概述

Performance Schema(pfs)是对MySQL的细力度的性能监控诊断工具,覆盖statement/io/memory/lock 等各个性能相关的模块。Pfs采集到的性能数据使用 performance_Schema 引擎存储,全部保存在内存。 本文关注 pfs 的内存管理。首先从代码中分析 pfs 内存管理机制,然后以一个监控项为例介绍 pfs 的流程,最后介绍下 pfs 内存相关的参数。本文代码基于 MySQL 8.0.18版本。

Pfs内存管理

核心数据结构

PFS_buffer_scalable_container PFS_buffer_scalable_container 用于内存管理(申请,扩容,释放),内部结构如下图。 其中,global*container (以下称为 container )为全局单例变量,下面是其示意图以及结构定义代码。Container 存储上分两层: page 和 record。 以 global_thread_container 为例,默认global_thread_container中包含 多个 PFS_thread_array(page), page 内部包含多个 PFS_thread(record)。 PFS_buffer_scalable_container PFS_buffer_scalable_container 代码

  1. template <class T, int PFS_PAGE_SIZE, int PFS_PAGE_COUNT,
  2. class U = PFS_buffer_default_array<T>,
  3. class V = PFS_buffer_default_allocator<T>>
  4. class PFS_buffer_scalable_container {
  5. typedef T value_type; // record 类型
  6. typedef U array_type; // page 类型
  7. typedef V allocator_type; // page 分配器,需实现 alloc_array/free_array
  8. value_type *allocate(pfs_dirty_state *dirty_state); // 分配记录
  9. void deallocate(value_type *pfs) { m_array.deallocate(pfs); } // 释放记录
  10. array_type m_array; // 内存起始位置
  11. size_t m_max; // PFS_PAGE_SIZE* PFS_PAGE_COUNT
  12. allocator_type *m_allocator; // 分配器
  13. }
  14. class PFS_thread_allocator {
  15. public:
  16. int alloc_array(PFS_thread_array *array);
  17. void free_array(PFS_thread_array *array);
  18. };

实例化后的 container 对象复制管理 pfs 各个模块的内存分配,其与系统表对应关系如下:

globalaccount_containerevents%summary_by_account_by_event_name
global_host_containerevents%summary_by_host_by_event_name
global_thread_containerevents%summary_by_thread_by_event_name
global_user_containerevents%_summary_by_user_by_event_name
global_mutex_containermutex_instances
global_rwlock_containerrwlock_instances
global_cond_containercond_instances
global_socket_containersocket_instances
global_mdl_containermetadata_locks

Pfs内存管理模型

1) 系统启动的时候预先分配内存,系统运行期间根据需要重新分配内存

Pfs 的内存分配发生在 page 分配(即alloc_array函数),启动时初始化会分配部分page ,系统运行期间若 page 用满会分配新的 page。 在 page 内部分配 record 时,使用原子操作避免加锁。 下面是 global_thread_container 运行期间分配thread 的伪代码。

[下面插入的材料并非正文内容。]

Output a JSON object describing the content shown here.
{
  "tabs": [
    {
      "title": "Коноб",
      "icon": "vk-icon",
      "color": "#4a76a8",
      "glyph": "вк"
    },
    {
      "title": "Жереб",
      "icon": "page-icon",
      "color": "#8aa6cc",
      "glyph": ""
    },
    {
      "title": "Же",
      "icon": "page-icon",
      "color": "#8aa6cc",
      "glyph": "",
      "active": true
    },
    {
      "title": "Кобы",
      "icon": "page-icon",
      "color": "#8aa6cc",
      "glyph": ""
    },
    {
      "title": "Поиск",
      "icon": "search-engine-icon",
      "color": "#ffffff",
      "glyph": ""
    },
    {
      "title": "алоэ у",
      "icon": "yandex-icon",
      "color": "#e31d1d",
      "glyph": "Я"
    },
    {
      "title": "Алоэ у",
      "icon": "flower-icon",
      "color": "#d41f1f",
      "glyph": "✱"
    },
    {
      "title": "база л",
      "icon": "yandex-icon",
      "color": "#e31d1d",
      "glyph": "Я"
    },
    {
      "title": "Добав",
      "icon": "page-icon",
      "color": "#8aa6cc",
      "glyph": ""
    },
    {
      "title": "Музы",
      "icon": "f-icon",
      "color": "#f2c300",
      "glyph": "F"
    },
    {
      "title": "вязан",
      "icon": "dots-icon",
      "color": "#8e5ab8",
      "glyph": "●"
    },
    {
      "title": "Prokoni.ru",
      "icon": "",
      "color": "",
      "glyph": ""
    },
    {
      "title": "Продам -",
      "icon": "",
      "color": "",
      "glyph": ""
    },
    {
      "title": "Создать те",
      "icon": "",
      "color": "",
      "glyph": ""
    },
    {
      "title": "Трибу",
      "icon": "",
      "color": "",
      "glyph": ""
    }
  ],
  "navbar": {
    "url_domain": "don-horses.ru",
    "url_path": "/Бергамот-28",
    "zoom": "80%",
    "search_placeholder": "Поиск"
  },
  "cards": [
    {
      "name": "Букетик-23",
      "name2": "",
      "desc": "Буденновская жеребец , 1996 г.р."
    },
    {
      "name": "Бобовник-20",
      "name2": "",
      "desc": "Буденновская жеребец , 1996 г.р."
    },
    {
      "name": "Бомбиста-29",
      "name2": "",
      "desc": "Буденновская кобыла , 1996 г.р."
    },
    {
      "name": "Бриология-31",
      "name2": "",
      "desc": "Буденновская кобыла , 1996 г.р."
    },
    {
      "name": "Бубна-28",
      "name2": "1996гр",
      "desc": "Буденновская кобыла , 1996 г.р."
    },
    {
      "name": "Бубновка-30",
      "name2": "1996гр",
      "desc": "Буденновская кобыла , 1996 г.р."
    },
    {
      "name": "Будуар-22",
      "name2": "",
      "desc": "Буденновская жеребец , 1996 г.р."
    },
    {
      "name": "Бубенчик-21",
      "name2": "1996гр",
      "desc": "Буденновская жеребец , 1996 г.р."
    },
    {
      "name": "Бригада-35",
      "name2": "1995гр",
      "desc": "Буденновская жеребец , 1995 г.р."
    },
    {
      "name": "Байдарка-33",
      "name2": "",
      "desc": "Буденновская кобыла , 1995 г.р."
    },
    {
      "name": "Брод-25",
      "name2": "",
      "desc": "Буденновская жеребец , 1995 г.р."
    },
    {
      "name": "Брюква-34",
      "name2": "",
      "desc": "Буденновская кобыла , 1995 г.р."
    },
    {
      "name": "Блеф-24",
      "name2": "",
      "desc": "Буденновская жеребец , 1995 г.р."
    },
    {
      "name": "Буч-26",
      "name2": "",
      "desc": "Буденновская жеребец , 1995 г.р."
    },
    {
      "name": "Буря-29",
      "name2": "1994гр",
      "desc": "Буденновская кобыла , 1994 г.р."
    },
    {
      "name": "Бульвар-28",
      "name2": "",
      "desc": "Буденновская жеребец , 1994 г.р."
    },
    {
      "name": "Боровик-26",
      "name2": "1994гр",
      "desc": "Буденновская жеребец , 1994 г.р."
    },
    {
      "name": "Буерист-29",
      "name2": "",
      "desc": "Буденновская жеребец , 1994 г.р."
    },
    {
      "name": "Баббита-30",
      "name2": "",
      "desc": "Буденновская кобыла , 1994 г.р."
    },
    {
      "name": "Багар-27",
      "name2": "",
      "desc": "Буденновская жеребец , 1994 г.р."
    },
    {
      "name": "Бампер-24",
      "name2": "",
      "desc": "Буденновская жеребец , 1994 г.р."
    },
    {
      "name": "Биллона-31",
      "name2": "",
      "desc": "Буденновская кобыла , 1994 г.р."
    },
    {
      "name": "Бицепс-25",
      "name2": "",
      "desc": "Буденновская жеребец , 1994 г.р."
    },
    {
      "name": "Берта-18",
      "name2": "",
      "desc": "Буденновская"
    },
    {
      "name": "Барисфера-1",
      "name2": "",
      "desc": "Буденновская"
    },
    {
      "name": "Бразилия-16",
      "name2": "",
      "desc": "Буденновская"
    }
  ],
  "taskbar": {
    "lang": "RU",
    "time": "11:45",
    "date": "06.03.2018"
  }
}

  1. PFS_thread *pfs = global_thread_container.allocate(&dirty_state)
  2. {
  3. if (m_full) { m_lost++; return NULL; } // 如果container 满了直接返回
  4. while (monotonic < monotonic_max){
  5. array= m_pages[index]
  6. pfs = array->allocate(dirty_state); // 从现有 page 中分配
  7. pfs->m_page= reinterpret_cast<PFS_opaque_container_page *> (array);
  8. return pfs;
  9. }
  10. array = new array_type(); // 分配新 page
  11. int rc= m_allocator->alloc_array(array); // 内部调用PFS_MALLOC_ARRAY分配内存
  12. }

2) Record 采用定长方式存储,每次申请固定数量长度的内存,并初始化填0

真正的内存分配由m_allocator->alloc_array进行,我们以PFS_thread_allocator::alloc_array为例展开代码,PFS_thread中保存了线程粒度下的 statement/wait/error 等数据。 每个PFS_thread对象申请的内存为固定的,以statement为例,MySQL 支持的 statement 类型为220个,每个PFS_thread内会为220个类型提前分配位置并初始化为0,这也是 pfs 内存消耗的重要原因。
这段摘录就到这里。